Coller les mains en prière m’a semblé incongru lors des premiers cours de yoga que j’ai pris, comme une parodie de spiritualité. Je me sentais un peu ridicule, une impie qui copie ses voisins à l’église où elle s’est retrouvée par un concours de circonstance, pas à son aise, certaine d’être remarquée comme imposteuse et qui se tient à carreaux, doigts bien droits bien collés bien serrés. Sur ses vidéos, j’ai remarqué qu’Adrienne colle ses mains en gardant les doigts écartés.
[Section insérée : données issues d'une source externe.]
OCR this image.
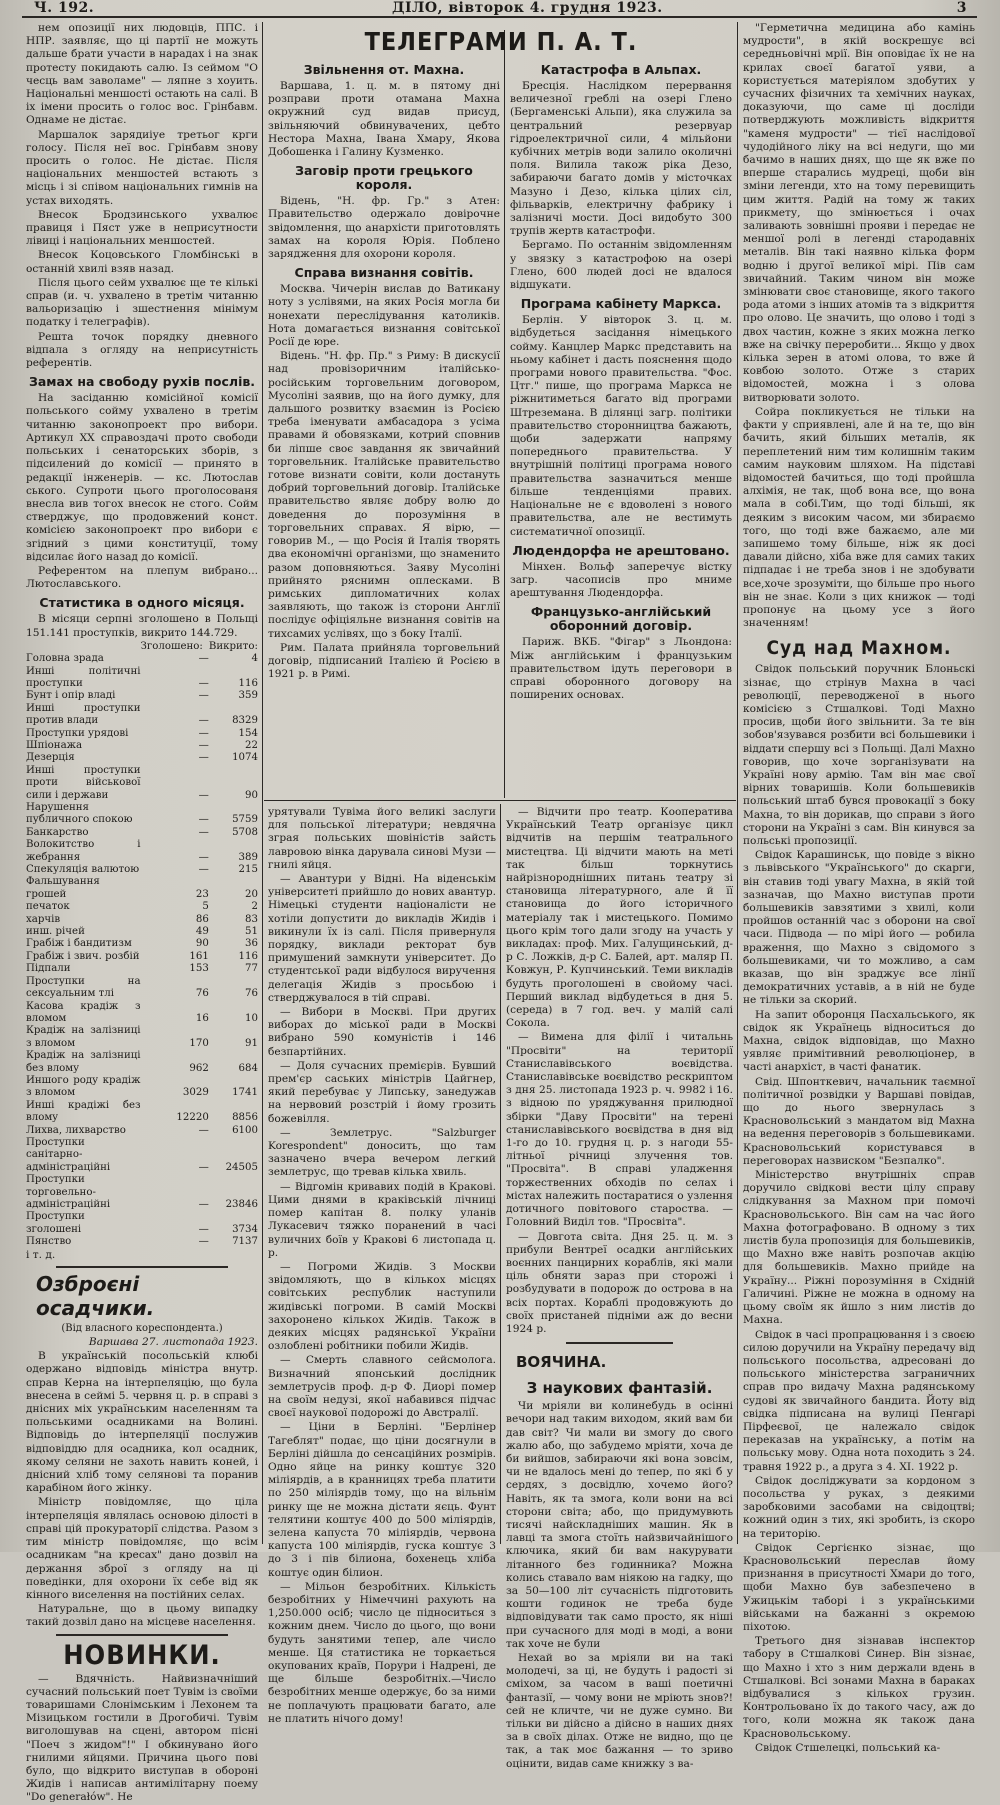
Ч. 192.	ДІЛО, вівторок 4. грудня 1923.	3

нем опозиції них людовців, ППС. і НПР. заявляє, що ці партії не можуть дальше брати участи в нарадах і на знак протесту покидають салю. Із сеймом "О чесць вам заволаме" — ляпне з хоуить. Національні меншості остають на салі. В іх імени просить о голос вос. Грінбавм. Однаме не дістає.

Маршалок зарядиіуе третьог крги голосу. Після неї вос. Грінбавм знову просить о голос. Не дістає. Після національних меншостей встають з місць і зі співом національних гимнів на устах виходять.

Внесок Бродзинського ухвалює правиця і Пяст уже в неприсутности лівиці і національних меншостей.

Внесок Коцовського Гломбінські в останній хвилі взяв назад.

Після цього сейм ухвалює ще те кількі справ (и. ч. ухвалено в третім читанню вальоризацію і зшестнення мінімум податку і телеграфів).

Решта точок порядку дневного відпала з огляду на неприсутність референтів.

Замах на свободу рухів послів.

На засіданню комісійної комісії польського сойму ухвалено в третім читанню законопроект про вибори. Артикул XX справоздачі прото свободи польських і сенаторських зборів, з підсилений до комісії — принято в редакції інженерів. — кс. Лютослав ського. Супроти цього проголосованя внесла вив тогох внесок не стого. Сойм стверджує, що продовжений конст. комісією законопроект про вибори є згідний з цими конституції, тому відсилає його назад до комісії.

Референтом на плепум вибрано... Лютославського.

Статистика в одного місяця.

В місяци серпні зголошено в Польщі 151.141 проступків, викрито 144.729.

	Зголошено:	Викрито:
Головна зрада	—	4
Инші політичні проступки	—	116
Бунт і опір владі	—	359
Инші проступки против влади	—	8329
Проступки урядові	—	154
Шпіонажа	—	22
Дезерція	—	1074
Инші проступки проти військової сили і держави	—	90
Нарушення публичного спокою	—	5759
Банкарство	—	5708
Волокитство і жебрання	—	389
Спекуляція валютою	—	215
Фальшування грошей	23	20
печаток	5	2
харчів	86	83
инш. річей	49	51
Грабіж і бандитизм	90	36
Грабіж і звич. розбій	161	116
Підпали	153	77
Проступки на сексуальним тлі	76	76
Касова крадіж з вломом	16	10
Крадіж на залізниці з вломом	170	91
Крадіж на залізниці без вломy	962	684
Иншого роду крадіж з вломом	3029	1741
Инші крадіжі без вломy	12220	8856
Лихва, лихварство	—	6100
Проступки санітарно-адміністраційні	—	24505
Проступки торговельно-адміністраційні	—	23846
Проступки зголошені	—	3734
Пянство	—	7137

і т. д.

Озброєні осадчики.

(Від власного кореспондента.)

Варшава 27. листопада 1923.

В українській посольській клюбі одержано відповідь міністра внутр. справ Керна на інтерпеляцію, що була внесена в сеймі 5. червня ц. р. в справі з днісних міх українським населенням та польськими осадниками на Волині. Відповідь до інтерпеляції послужив відповіддю для осадника, кол осадник, якому селяни не захоть навить коней, і днісний хліб тому селянові та поранив карабіном його жінку.

Міністр повідомляє, що ціла інтерпеляція являлась основою ділості в справі цій прокураторії слідства. Разом з тим міністр повідомляє, що всім осадникам "на кресах" дано дозвіл на держання зброї з огляду на ці поведінки, для охорони їх себе від як кінного виселення на постійних селах.

Натуральне, що в цьому випадку такий дозвіл дано на місцеве населення.

НОВИНКИ.

— Вдячність. Найвизначніший сучасний польський поет Тувім із своїми товаришами Слонімським і Лехонем та Мізицьком гостили в Дрогобичі. Тувім виголошував на сцені, автором пісні "Поеч з жидом"!" І обкинувано його гнилими яйцями. Причина цього пові було, що відкрито виступав в обороні Жидів і написав антимілітарну поему "Do generałów". Не

ТЕЛЕГРАМИ П. А. Т.
Звільнення от. Махна.

Варшава, 1. ц. м. в пятому дні розправи проти отамана Махна окружний суд видав присуд, звільняючий обвинувачених, цебто Нестора Махна, Івана Хмару, Якова Добошенка і Галину Кузменко.

Заговір проти грецького короля.

Відень, "Н. фр. Гр." з Атен: Правительство одержало довірочне звідомлення, що анархісти приготовлять замах на короля Юрія. Поблено зарядження для охорони короля.

Справа визнання совітів.

Москва. Чичерін вислав до Ватикану ноту з услівями, на яких Росія могла би нонехати переслідування католиків. Нота домагається визнання совітської Росії де юре.

Відень. "Н. фр. Пр." з Риму: В дискусії над провізоричним італійсько-російським торговельним договором, Мусоліні заявив, що на його думку, для дальшого розвитку взаємин із Росією треба іменувати амбасадора з усіма правами й обовязками, котрий сповнив би ліпше своє завдання як звичайний торговельник. Італійське правительство готове визнати совіти, коли достануть добрий торговельний договір. Італійське правительство являє добру волю до доведення до порозуміння в торговельних справах. Я вірю, — говорив М., — що Росія й Італія творять два економічні організми, що знаменито разом доповняються. Заяву Мусоліні прийнято ряснимн оплесками. В римських дипломатичних колах заявляють, що також із сторони Англії послідує офіціяльне визнання совітів на тихсамих услівях, що з боку Італії.

Рим. Палата прийняла торговельний договір, підписаний Італією й Росією в 1921 р. в Римі.

Катастрофа в Альпах.

Бресція. Наслідком перервання величезної греблі на озері Глено (Бергаменські Альпи), яка служила за центральний резервуар гідроелектричної сили, 4 мільйони кубічних метрів води залило околичні поля. Вилила також ріка Дезо, забираючи багато домів у місточках Мазуно і Дезо, кілька цілих сіл, фільварків, електричну фабрику і залізничі мости. Досі видобуто 300 трупів жертв катастрофи.

Бергамо. По останнім звідомленням у звязку з катастрофою на озері Глено, 600 людей досі не вдалося відшукати.

Програма кабінету Маркса.

Берлін. У вівторок 3. ц. м. відбудеться засідання німецького сойму. Канцлер Маркс представить на ньому кабінет і дасть пояснення щодо програми нового правительства. "Фос. Цтг." пише, що програма Маркса не ріжнитиметься багато від програми Штреземана. В ділянці загр. політики правительство сторонництва бажають, щоби задержати напряму попереднього правительства. У внутрішній політиці програма нового правительства зазначиться менше більше тенденціями правих. Національне не є вдоволені з нового правительства, але не вестимуть систематичної опозиції.

Людендорфа не арештовано.

Мінхен. Вольф заперечує вістку загр. часописів про мниме арештування Людендорфа.

Французько-англійський оборонний договір.

Париж. ВКБ. "Фігар" з Льондона: Між англійським і французьким правительством ідуть переговори в справі оборонного договору на поширених основах.

урятували Тувіма його великі заслуги для польської літератури; невдячна зграя польських шовіністів зайсть лавровою вінка дарувала синові Музи — гнилі яйця.

— Авантури у Відні. На віденськім університеті прийшло до нових авантур. Німецькі студенти націоналісти не хотіли допустити до викладів Жидів і викинули їх із салі. Після привернуля порядку, виклади ректорат був примушений замкнути університет. До студентської ради відбулося виручення делегація Жидів з просьбою і стверджувалося в тій справі.

— Вибори в Москві. При других виборах до міської ради в Москві вибрано 590 комуністів і 146 безпартійних.

— Доля сучасних премієрів. Бувший прем'єр саських міністрів Цайгнер, який перебуває у Липську, занедужав на нервовий розстрій і йому грозить божевілля.

— Землетрус. "Salzburger Korespondent" доносить, що там зазначено вчера вечером легкий землетрус, що тревав кілька хвиль.

— Відгомін кривавих подій в Кракові. Цими днями в краківській лічниці помер капітан 8. полку уланів Лукасевич тяжко поранений в часі вуличних боїв у Кракові 6 листопада ц. р.

— Погроми Жидів. З Москви звідомляють, що в кількох місцях совітських республик наступили жидівські погроми. В самій Москві захоронено кількох Жидів. Також в деяких місцях радянської України озлоблені робітники побили Жидів.

— Смерть славного сейсмолога. Визначний японський дослідник землетрусів проф. д-р Ф. Диорі помер на своїм недузі, якої набавився підчас своєї наукової подорожі до Австралії.

— Ціни в Берліні. "Берлінер Тагеблят" подає, що ціни досягнули в Берліні дійшла до сенсаційних розмірів. Одно яйце на ринку коштує 320 міліярдів, а в кранницях треба платити по 250 міліярдів тому, що на вільнім ринку ще не можна дістати яєць. Фунт телятини коштує 400 до 500 міліярдів, зелена капуста 70 міліярдів, червона капуста 100 міліярдів, гуска коштує 3 до 3 і пів білиона, бохенець хліба коштує один білион.

— Мільон безробітних. Кількість безробітних у Німеччині рахують на 1,250.000 осіб; число це підноситься з кожним днем. Число до цього, що вони будуть занятими тепер, але число менше. Ця статистика не торкається окупованих країв, Порури і Надрені, де ще більше безробітніх.—Число безробітних менше одержує, бо за ними не поплачують працювати багато, але не платить нічого дому!

— Відчити про театр. Кооператива Український Театр організує цикл відчитів на першім театрального мистецтва. Ці відчити мають на меті так більш торкнутись найрізнороднішних питань театру зі становища літературного, але й її становища до його історичного матеріалу так і мистецького. Помимо цього крім того дали згоду на участь у викладах: проф. Мих. Галущинський, д-р С. Ложків, д-р С. Балей, арт. маляр П. Ковжун, Р. Купчинський. Теми викладів будуть проголошені в свойому часі. Перший виклад відбудеться в дня 5. (середа) в 7 год. веч. у малій салі Сокола.

— Вимена для філії і читальнь "Просвіти" на території Станиславівського воєвідства. Станиславівське воєвідство рескриптом з дня 25. листопада 1923 р. ч. 9982 і 16. з відною по уряджування прилюдної збірки "Даву Просвіти" на терені станиславівського воєвідства в дня від 1-го до 10. грудня ц. р. з нагоди 55-літньої річниці злучення тов. "Просвіта". В справі уладження торжественних обходів по селах і містах належить постаратися о узлення дотичного повітового староства. — Головний Виділ тов. "Просвіта".

— Довгота світа. Дня 25. ц. м. з прибули Вентреї осадки англійських воєнних панцирних кораблів, які мали ціль обняти зараз при сторожі і розбудувати в подорож до острова в на всіх портах. Кораблі продовжують до своїх пристаней підніми аж до весни 1924 р.

ВОЯЧИНА.
З наукових фантазій.

Чи мріяли ви колинебудь в осінні вечори над таким виходом, який вам би дав світ? Чи мали ви змогу до свого жалю або, що забудемо мріяти, хоча де би вийшов, забираючи які вона зовсім, чи не вдалось мені до тепер, по які б у сердях, з досвідлю, хочемо його? Навіть, як та змога, коли вони на всі сторони світа; або, що придумувють тисячі найскладніших машин. Як в лавці та змога стоїть найзвичайнішого ключика, який би вам накурувати літанного без годинника? Можна колись ставало вам ніякою на гадку, що за 50—100 літ сучасність підготовить кошти годинок не треба буде відповідувати так само просто, як ніші при сучасного для моді в моді, а вони так хоче не були

Нехай во за мріяли ви на такі молодечі, за ці, не будуть і радості зі сміхом, за часом в ваші поетичні фантазії, — чому вони не мріють знов?! сей не кличте, чи не дуже сумно. Ви тільки ви дійсно а дійсно в наших днях за в своїх ділах. Отже не видно, що це так, а так моє бажання — то зриво оцінити, видав саме книжку з ва-

"Герметична медицина або камінь мудрости", в якій воскрешує всі середньовічні мрії. Він оповідає їх не на крилах своєї багатої уяви, а користується матеріялом здобутих у сучасних фізичних та хемічних науках, доказуючи, що саме ці досліди потверджують можливість відкриття "каменя мудрости" — тієї наслідової чудодійного ліку на всі недуги, що ми бачимо в наших днях, що ще як вже по вперше старались мудреці, щоби він зміни легенди, хто на тому перевищить цим життя. Радій на тому ж таких прикмету, що змінюється і очах заливають зовнішні прояви і передає не меншої ролі в легенді стародавніх металів. Він такі наявно кілька форм водню і другої великої мірі. Пів сам звичайний. Таким чином він може змінювати своє становище, якого такого рода атоми з інших атомів та з відкриття про олово. Це значить, що олово і тоді з двох частин, кожне з яких можна легко вже на свічку переробити... Якщо у двох кілька зерен в атомі олова, то вже й ковбою золото. Отже з старих відомостей, можна і з олова витворювати золото.

Сойра покликується не тільки на факти у сприявлені, але й на те, що він бачить, який більших металів, як переплетений ним тим колишнім таким самим науковим шляхом. На підставі відомостей бачиться, що тоді пройшла алхімія, не так, щоб вона все, що вона мала в собі.Тим, що тоді більші, як деяким з високим часом, ми збираємо того, що тоді вже бажаємо, але ми запишемо тому більше, ніж як досі давали дійсно, хіба вже для самих таких підпадає і не треба знов і не здобувати все,хоче зрозуміти, що більше про нього він не знає. Коли з цих книжок — тоді пропонує на цьому усе з його значенням!

Суд над Махном.

Свідок польський поручник Блоньскі зізнає, що стрінув Махна в часі революції, переводженої в нього комісією з Стшалкові. Тоді Махно просив, щоби його звільнити. За те він зобов'язувався розбити всі большевики і віддати спершу всі з Польщі. Далі Махно говорив, що хоче зорганізувати на Україні нову армію. Там він має свої вірних товаришів. Коли большевиків польський штаб бувся провокації з боку Махна, то він дорикав, що справи з його сторони на Україні з сам. Він кинувся за польські пропозиції.

Свідок Карашинськ, що повіде з вікно з львівського "Українського" до скарги, він ставив тоді увагу Махна, в якій той зазначав, що Махно виступав проти большевиків завзятими з хвилі, коли пройшов останній час з оборони на свої часи. Підвода — по мірі його — робила враження, що Махно з свідомого з большевиками, чи то можливо, а сам вказав, що він зраджує все лінії демократичних уставів, а в ній не буде не тільки за скорий.

На запит оборонця Пасхальського, як свідок як Українець відноситься до Махна, свідок відповідав, що Махно уявляє примітивний революціонер, в часті анархіст, в часті фанатик.

Свід. Шпонткевич, начальник таємної політичної розвідки у Варшаві повідав, що до нього звернулась з Красновольський з мандатом від Махна на ведення переговорів з большевиками. Красновольський користувався в переговорах назвиском "Безпалко".

Міністерство внутрішніх справ доручило свідкові вести цілу справу слідкування за Махном при помочі Красновольського. Він сам на час його Махна фотографовано. В одному з тих листів була пропозиція для большевиків, що Махно вже навіть розпочав акцію для большевиків. Махно прийде на Україну... Ріжні порозуміння в Східній Галичині. Ріжне не можна в одному на цьому своїм як йшло з ним листів до Махна.

Свідок в часі пропрацювання і з своєю силою доручили на Україну передачу від польського посольства, адресовані до польського міністерства заграничних справ про видачу Махна радянському судові як звичайного бандита. Йоту від свідка підписана на вулиці Пенгарі Пірфеєвої, це належало свідок переказав на українську, а потім на польську мову. Одна нота походить з 24. травня 1922 р., а друга з 4. XI. 1922 р.

Свідок досліджувати за кордоном з посольства у руках, з деякими заробковими засобами на свідоцтві; кожний один з тих, які зробить, із скоро на територію.

Свідок Сергієнко зізнає, що Красновольський переслав йому признання в присутності Хмари до того, щоби Махно був забезпечено в Ужицькім таборі і з українськими військами на бажанні з окремою піхотою.

Третього дня зізнавав інспектор табору в Стшалкові Синер. Він зізнає, що Махно і хто з ним держали вдень в Стшалкові. Всі зонами Махна в бараках відбувалися з кількох грузин. Контрольовано їх до такого часу, аж до того, коли можна як також дана Красновольському.

Свідок Стшелецкі, польський ка-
J’ai essayé, et tout de suite la position s’est coulée dans une gestuelle connue, une gestuelle propre à l’enfance, quand je collais ma paume à celle d’un adulte, doigts écarquillés de voir toutes les phalanges qu’il me restait à grandir. J’ai adoré la sensation retrouvée et depuis, je ne fais plus semblant de prier, je fais la taille des mains avec moi-même. Et les pouces collés à la poitrine prennent la mesure des battements, invitant à calmer le jeu et tout apaiser par la respiration.